Peristiwa Musa dan Elia menampakkan diri bersama Yesus di atas gunung bukan sekadar kisah supranatural biasa, melainkan suatu deklarasi ilahi tentang identitas dan otoritas Yesus dalam rencana keselamatan Allah.
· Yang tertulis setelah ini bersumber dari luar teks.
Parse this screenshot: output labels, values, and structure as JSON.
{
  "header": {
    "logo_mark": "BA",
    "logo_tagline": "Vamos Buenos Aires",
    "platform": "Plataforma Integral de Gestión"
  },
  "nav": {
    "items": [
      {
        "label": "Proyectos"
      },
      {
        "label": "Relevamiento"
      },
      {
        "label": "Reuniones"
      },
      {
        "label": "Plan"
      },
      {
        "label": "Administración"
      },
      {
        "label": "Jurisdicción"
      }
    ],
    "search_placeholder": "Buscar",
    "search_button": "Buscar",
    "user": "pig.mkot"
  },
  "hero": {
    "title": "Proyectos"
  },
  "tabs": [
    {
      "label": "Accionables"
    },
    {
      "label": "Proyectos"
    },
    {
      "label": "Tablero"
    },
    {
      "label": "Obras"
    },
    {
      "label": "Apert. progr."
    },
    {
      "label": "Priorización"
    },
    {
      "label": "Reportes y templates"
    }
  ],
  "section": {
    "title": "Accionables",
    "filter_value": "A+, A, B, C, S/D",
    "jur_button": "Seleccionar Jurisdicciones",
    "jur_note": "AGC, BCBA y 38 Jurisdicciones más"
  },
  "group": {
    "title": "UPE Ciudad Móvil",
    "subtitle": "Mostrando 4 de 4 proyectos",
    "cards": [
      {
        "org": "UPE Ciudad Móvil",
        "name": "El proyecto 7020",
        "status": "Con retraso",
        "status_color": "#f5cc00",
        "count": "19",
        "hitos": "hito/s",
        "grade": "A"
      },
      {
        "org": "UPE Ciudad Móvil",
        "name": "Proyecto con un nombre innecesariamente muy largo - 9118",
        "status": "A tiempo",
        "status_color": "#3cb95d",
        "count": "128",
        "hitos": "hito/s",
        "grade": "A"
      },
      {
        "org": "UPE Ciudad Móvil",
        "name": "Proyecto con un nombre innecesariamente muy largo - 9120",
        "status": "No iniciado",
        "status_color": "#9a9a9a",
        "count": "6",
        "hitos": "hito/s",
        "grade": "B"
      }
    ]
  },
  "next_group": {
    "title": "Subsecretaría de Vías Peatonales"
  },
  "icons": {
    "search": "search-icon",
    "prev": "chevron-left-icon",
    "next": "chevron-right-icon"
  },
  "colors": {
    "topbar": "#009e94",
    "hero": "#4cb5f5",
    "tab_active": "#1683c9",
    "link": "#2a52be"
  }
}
Peristiwa ini dikenal sebagai Transfigurasi, dicatat dalam Matius 17:1–3, Markus 9:2–4, dan Lukas 9:28–31.
Dalam Matius 17:3 tertulis:
“...Maka nampak kepada mereka Musa dan Elia sedang berbicara dengan Dia.”
Secara Alkitabiah, ini bukan praktik pemanggilan arwah seperti yang dilarang dalam Ulangan 18:10–12, melainkan manifestasi kemuliaan surgawi yang berasal dari inisiatif Allah sendiri. Musa dan Elia tidak “dipanggil” oleh manusia, tetapi dihadirkan dalam kemuliaan oleh kehendak Allah untuk menyatakan sesuatu yang jauh lebih besar.
Secara teologis, kehadiran Musa dan Elia sangat signifikan. Musa mewakili Taurat (Hukum), sedangkan Elia mewakili para nabi. Ini berarti seluruh struktur wahyu Perjanjian Lama—baik hukum maupun nubuat—bersatu dan mencapai puncaknya dalam pribadi Yesus. Dengan kata lain, Yesus bukan sekadar nabi di antara nabi-nabi, tetapi Dia adalah pusat penggenapan dari seluruh kesaksian Kitab Suci (Lukas 24:27).
Lebih dalam lagi, Lukas 9:31 mencatat bahwa Musa dan Elia berbicara dengan Yesus tentang “tujuan kepergian-Nya” (Yunani: exodos), yang menunjuk pada karya penebusan melalui penderitaan, kematian, dan kemuliaan-Nya. Ini menunjukkan bahwa bahkan tokoh terbesar dalam sejarah iman Israel tunduk dan selaras dengan misi ilahi Yesus.
Secara spiritual, peristiwa ini mengungkapkan realitas bahwa Yesus memiliki otoritas atas dunia orang hidup dan orang yang telah meninggal. Tidak ada nabi dalam sejarah yang mampu menghadirkan Musa dan Elia dalam kemuliaan surgawi untuk berbicara dengannya. Para nabi menerima wahyu; tetapi Yesus adalah sumber wahyu itu sendiri.
Puncak peristiwa ini ditegaskan oleh suara dari surga dalam Matius 17:5:
“Inilah Anak-Ku yang Kukasihi, kepada-Nyalah Aku berkenan, dengarkanlah Dia.”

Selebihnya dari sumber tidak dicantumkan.